Горшечкин поморщился. Кроме мамы, двух бабушек (его отвозили на все лето в деревню), да еще Зинаиды, в его жизни женщин не было. О чем он теперь горько жалел. Лупил бы их всех как мух. За все Зинаидино зверство расплатился бы.
– А скольких я любя познал!
Теперь, когда близка могила…
Это был неожиданный поворот. Вот куда рифма заносит. Познал, познал…

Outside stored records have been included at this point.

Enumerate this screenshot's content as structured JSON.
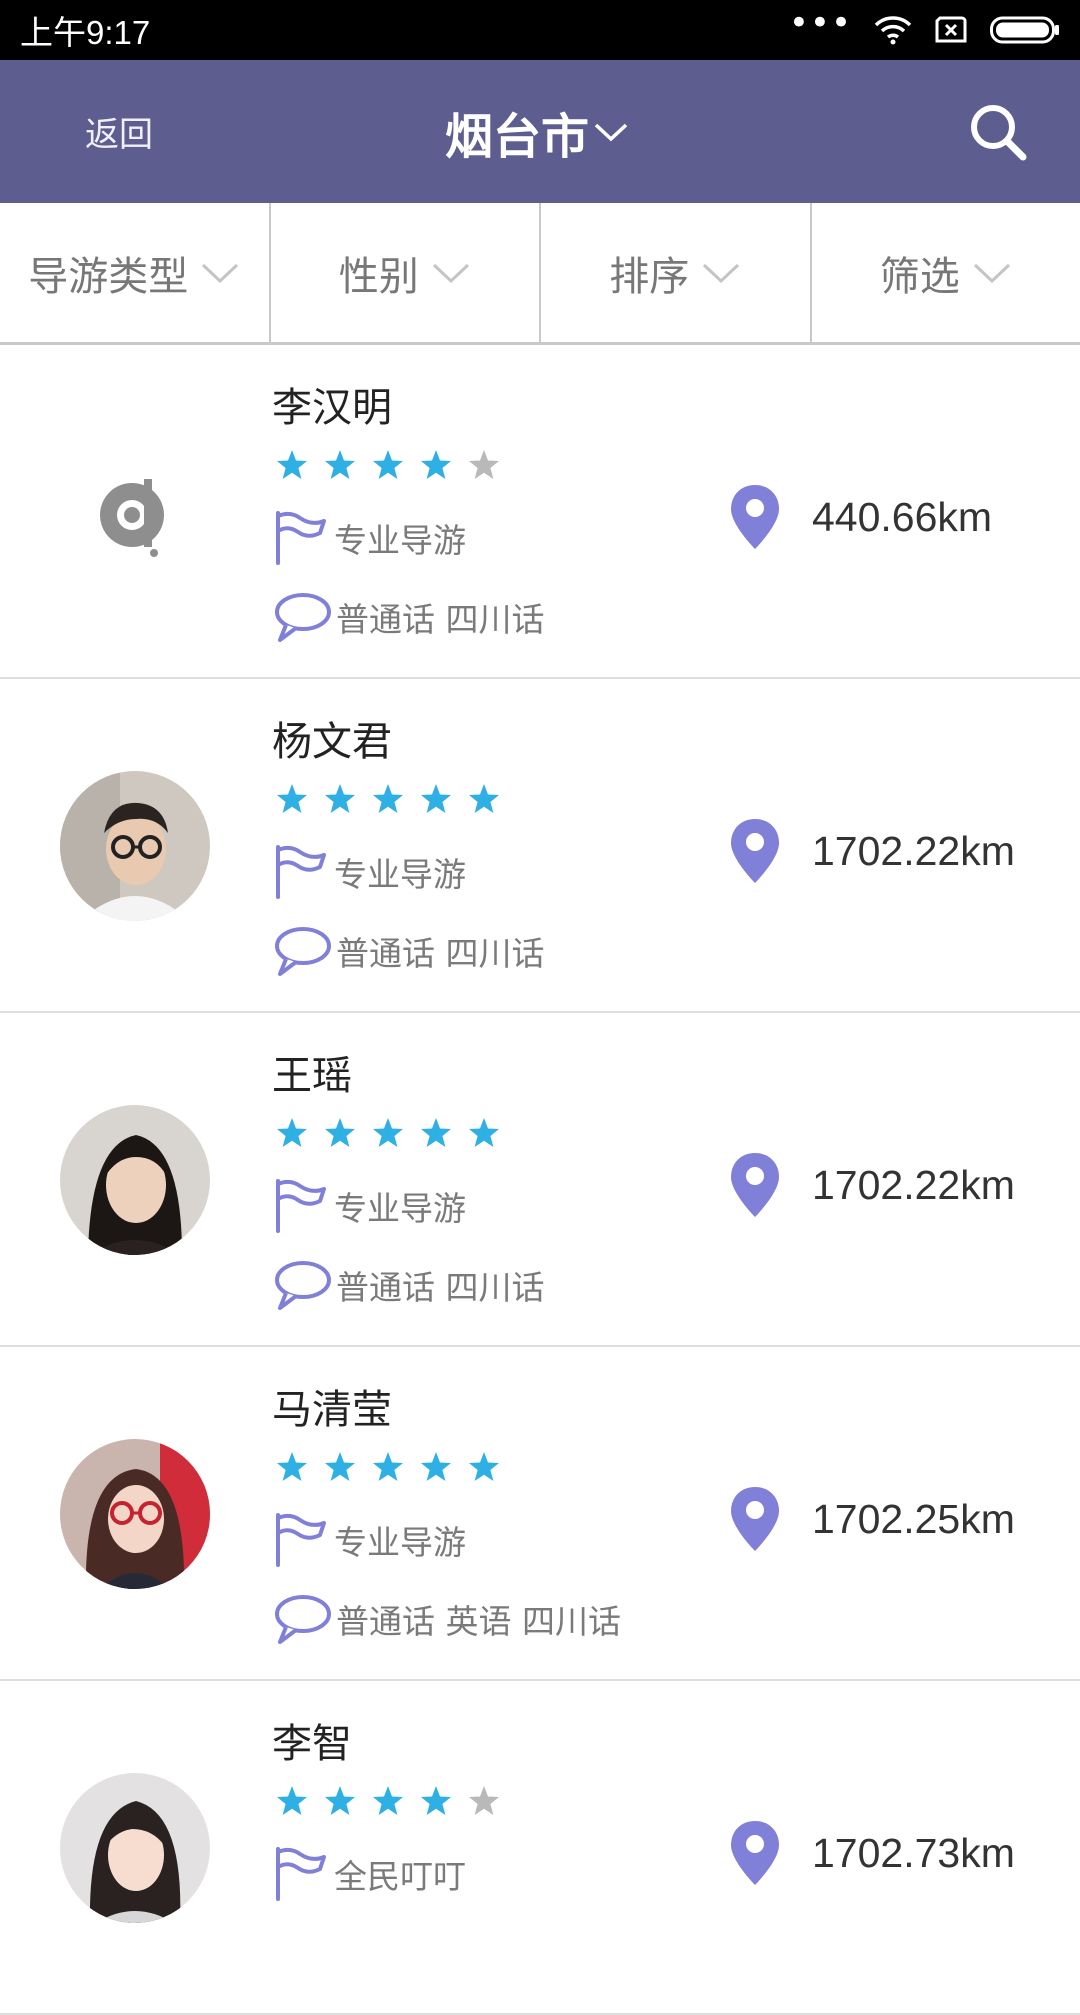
{
  "status_bar": {
    "time": "上午9:17",
    "icons": [
      "more-dots-icon",
      "wifi-icon",
      "sim-x-icon",
      "battery-icon"
    ]
  },
  "header": {
    "back_label": "返回",
    "city": "烟台市",
    "city_icon": "chevron-down-icon",
    "search_icon": "search-icon",
    "bg_color": "#5d5d8f"
  },
  "filters": [
    {
      "label": "导游类型"
    },
    {
      "label": "性别"
    },
    {
      "label": "排序"
    },
    {
      "label": "筛选"
    }
  ],
  "guides": [
    {
      "name": "李汉明",
      "rating": 4,
      "type": "专业导游",
      "languages": "普通话 四川话",
      "distance": "440.66km",
      "avatar": "default-logo"
    },
    {
      "name": "杨文君",
      "rating": 5,
      "type": "专业导游",
      "languages": "普通话 四川话",
      "distance": "1702.22km",
      "avatar": "photo-man-glasses"
    },
    {
      "name": "王瑶",
      "rating": 5,
      "type": "专业导游",
      "languages": "普通话 四川话",
      "distance": "1702.22km",
      "avatar": "photo-woman"
    },
    {
      "name": "马清莹",
      "rating": 5,
      "type": "专业导游",
      "languages": "普通话 英语 四川话",
      "distance": "1702.25km",
      "avatar": "photo-woman-glasses"
    },
    {
      "name": "李智",
      "rating": 4,
      "type": "全民叮叮",
      "languages": "",
      "distance": "1702.73km",
      "avatar": "photo-woman-2"
    }
  ],
  "colors": {
    "star_active": "#2eb0e4",
    "star_inactive": "#b9b9b9",
    "icon_purple": "#8080d8"
  }
}
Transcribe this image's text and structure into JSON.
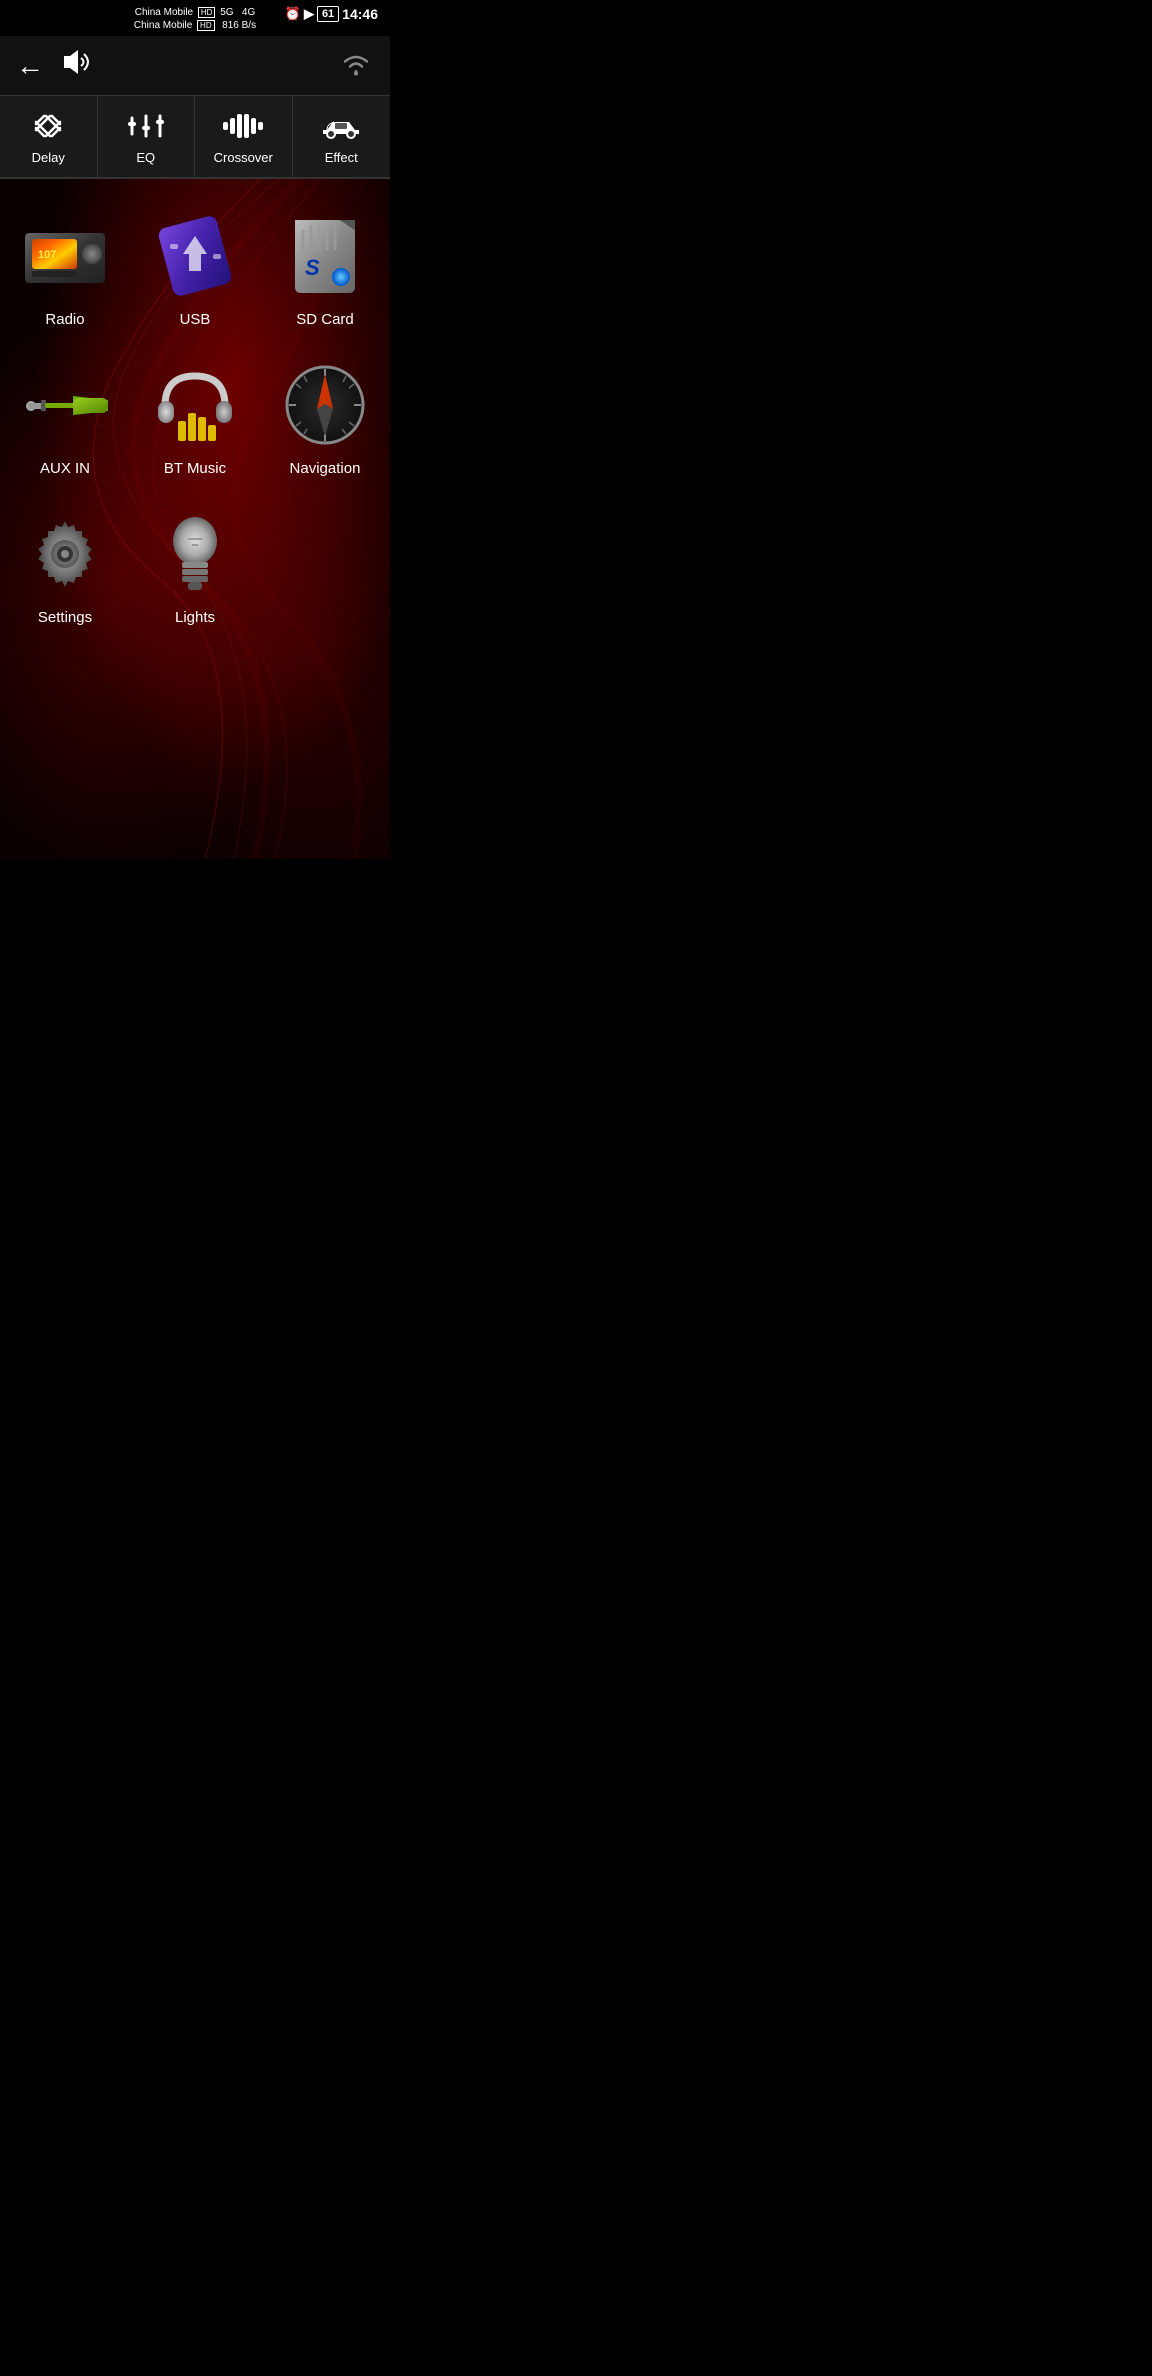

– Со мной умрет мой идеал!
Может, убить ее? Она заслуживает. Поэта обидеть может каждый, легко. На такого беззащитного человека поднять руку. Который только и просит тарелку супу. Горшечкин повеселел, вспомнив про суп. Он заработал на суп. Пошел, разогрел, поел. Была еще и котлета, но это еще одна строфа. Тут он был тверд. Горшечкин почувствовал себя бодрее. У него всё есть для счастья: и суп, и котлета, и лицо, и фигура… Почему ее так злит, что я выхожу на балкон в трусах, подумал он. Там я делаю зарядку! Дышу кислородом! «Я тебе перекрою кислород!» – передразнил он ее мысленно. Только бы подушкой не задушила, во сне.
Горшечкин представил, что у них две спальни. Два разных входа… с улицы… коттедж! Эх, хорошо быть богатым. Да разве в горшечном цеху разбогатеешь, разрисовывая горшки? Говорящая фамилия у него была, с такой не разбогатеешь. Ладно, поэты всегда нищие.
– Оставлю все свое богатство…
Тебе, любовница моя…
Глеб даже похохотал. Хоть в мыслях он покайфует. А может, не оставлять богатство любовнице? Любовницы тоже убивают… Горшечкин передумал, он удалил эти строки, но от богатства отказаться не мог.
– Кому достанется богатство:
Квартиры, золото, фрегат?
Улыбка уже не сходила с лица Горшечкина.
– Что жизнь? она сплошное … (тут следовало неприличное слово). Глеб хохотал во все горло. Ему хотелось выскочить на балкон и продекламировать свой забавный стих. Нет, один раз он уже поорал с балкона… И Глеб с обидой покосился на висевшую в углу мухобойку.